Dass die Fusion nach wie vor ein Rückzugsort sein will, geht auch aus dem Folge-Newsletter hervor. "Lasst uns zusammenkommen und gemeinsam feiern, anstatt uns weiter voneinander zu entfernen", lautet der Aufruf, denn: "Niemand braucht eine weitere politische Kampfzone auf der Fusion, in der Menschen sich oder ihre Meinungen gegenseitig delegitimieren. Lasst uns das Festival nutzen, um Energie zu tanken und Kräfte zu sammeln für die Kämpfe, die uns noch bevorstehen werden."
"Standing Together": Leid aller Betroffenen in den Vordergrund stellen
Gleichzeitig haben die Veranstalter angekündigt, wachsam sein zu wollen, sowohl gegenüber antisemitischen als auch anti-palästinensischen Diskriminierungen. Dafür wolle man die Security sensibilisieren und "verstärkt Menschen mit jüdischen und arabisch/palästinensischen Identitäten und Backgrounds einbinden."

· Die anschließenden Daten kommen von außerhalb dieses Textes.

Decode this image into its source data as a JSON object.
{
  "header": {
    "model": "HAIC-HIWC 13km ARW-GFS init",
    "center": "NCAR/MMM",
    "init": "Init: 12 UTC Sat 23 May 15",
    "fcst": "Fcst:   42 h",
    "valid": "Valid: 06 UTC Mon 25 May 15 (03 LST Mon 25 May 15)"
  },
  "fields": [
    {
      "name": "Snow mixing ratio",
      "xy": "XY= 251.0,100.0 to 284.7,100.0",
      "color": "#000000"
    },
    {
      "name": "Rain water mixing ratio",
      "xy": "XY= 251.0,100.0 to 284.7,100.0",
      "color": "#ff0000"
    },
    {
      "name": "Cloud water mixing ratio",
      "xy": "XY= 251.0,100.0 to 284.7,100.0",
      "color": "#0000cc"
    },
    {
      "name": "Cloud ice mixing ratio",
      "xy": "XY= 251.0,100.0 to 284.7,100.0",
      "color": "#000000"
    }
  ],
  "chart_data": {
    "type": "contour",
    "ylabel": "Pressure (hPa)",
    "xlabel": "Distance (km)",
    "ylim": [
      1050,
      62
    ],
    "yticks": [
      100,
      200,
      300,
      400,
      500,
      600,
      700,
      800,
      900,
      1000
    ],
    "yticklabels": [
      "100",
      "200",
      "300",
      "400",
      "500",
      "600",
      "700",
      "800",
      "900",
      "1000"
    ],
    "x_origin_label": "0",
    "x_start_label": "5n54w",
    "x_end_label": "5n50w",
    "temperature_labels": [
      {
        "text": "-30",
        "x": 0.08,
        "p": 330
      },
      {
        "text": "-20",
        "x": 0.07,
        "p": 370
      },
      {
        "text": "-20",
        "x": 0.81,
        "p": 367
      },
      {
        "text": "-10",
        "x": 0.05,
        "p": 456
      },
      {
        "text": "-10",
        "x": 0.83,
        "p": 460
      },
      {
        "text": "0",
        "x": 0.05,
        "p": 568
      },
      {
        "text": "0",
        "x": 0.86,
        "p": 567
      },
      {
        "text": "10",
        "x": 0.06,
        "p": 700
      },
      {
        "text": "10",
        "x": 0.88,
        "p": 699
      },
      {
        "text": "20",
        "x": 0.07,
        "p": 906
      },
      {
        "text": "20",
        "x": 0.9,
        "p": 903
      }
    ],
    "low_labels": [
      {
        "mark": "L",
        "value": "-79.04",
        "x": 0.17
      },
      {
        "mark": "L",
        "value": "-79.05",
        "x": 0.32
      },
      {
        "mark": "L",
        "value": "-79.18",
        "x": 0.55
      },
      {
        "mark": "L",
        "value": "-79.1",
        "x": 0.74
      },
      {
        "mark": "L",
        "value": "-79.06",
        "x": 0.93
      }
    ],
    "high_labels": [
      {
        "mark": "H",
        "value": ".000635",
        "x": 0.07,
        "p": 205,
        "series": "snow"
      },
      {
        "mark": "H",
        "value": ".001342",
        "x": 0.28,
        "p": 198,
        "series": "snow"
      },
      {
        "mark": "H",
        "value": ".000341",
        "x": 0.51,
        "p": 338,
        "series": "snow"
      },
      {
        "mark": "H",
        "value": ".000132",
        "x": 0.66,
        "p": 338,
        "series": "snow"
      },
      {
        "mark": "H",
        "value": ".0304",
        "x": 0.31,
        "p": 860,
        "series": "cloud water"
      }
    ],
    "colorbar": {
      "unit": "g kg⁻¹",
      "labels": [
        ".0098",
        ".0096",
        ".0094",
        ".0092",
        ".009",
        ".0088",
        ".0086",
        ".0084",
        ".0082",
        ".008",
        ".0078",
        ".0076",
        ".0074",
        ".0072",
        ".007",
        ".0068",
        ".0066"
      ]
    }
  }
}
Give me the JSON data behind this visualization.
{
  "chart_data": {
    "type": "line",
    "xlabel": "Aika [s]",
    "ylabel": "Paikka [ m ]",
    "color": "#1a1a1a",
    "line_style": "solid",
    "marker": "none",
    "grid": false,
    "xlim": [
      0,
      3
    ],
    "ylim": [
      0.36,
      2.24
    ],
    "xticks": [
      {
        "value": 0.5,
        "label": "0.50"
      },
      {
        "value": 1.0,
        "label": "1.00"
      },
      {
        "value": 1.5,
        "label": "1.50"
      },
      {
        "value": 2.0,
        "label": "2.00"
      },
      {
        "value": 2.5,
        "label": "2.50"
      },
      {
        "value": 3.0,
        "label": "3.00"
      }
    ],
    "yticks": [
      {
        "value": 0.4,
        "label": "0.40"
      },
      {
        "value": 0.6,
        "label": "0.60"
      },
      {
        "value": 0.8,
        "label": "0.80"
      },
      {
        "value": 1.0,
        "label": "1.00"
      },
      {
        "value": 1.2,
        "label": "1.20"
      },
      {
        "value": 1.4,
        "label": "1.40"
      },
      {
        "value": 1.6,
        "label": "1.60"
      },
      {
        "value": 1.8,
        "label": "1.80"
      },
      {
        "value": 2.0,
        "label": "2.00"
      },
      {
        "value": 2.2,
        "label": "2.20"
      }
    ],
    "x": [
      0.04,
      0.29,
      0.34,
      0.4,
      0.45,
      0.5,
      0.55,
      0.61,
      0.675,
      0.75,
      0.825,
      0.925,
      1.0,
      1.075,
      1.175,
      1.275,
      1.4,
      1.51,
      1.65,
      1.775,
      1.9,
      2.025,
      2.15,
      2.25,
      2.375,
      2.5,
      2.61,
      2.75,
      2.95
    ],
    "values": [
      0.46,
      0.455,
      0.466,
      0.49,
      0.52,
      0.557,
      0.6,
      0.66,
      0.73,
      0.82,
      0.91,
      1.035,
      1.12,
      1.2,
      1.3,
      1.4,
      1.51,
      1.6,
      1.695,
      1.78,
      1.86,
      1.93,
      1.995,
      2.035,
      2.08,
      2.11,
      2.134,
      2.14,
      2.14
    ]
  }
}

Dass es möglich ist, sich nicht auf eine Seite zu schlagen, sondern das Leid aller Betroffenen in den Vordergrund zu stellen, zeigt die Bewegung "Standing Together". Die Graswurzelbewegung setzt sich in Israel für den Frieden und einen israelisch-arabischen Dialog ein. Der Leiter der Initiative Alon-Lee Green gab dem Zündfunk schon im Oktober eine klare Botschaft mit: "Stellt euch nicht auf irgendeine Seite, sondern stellt euch auf die Seite der Menschen".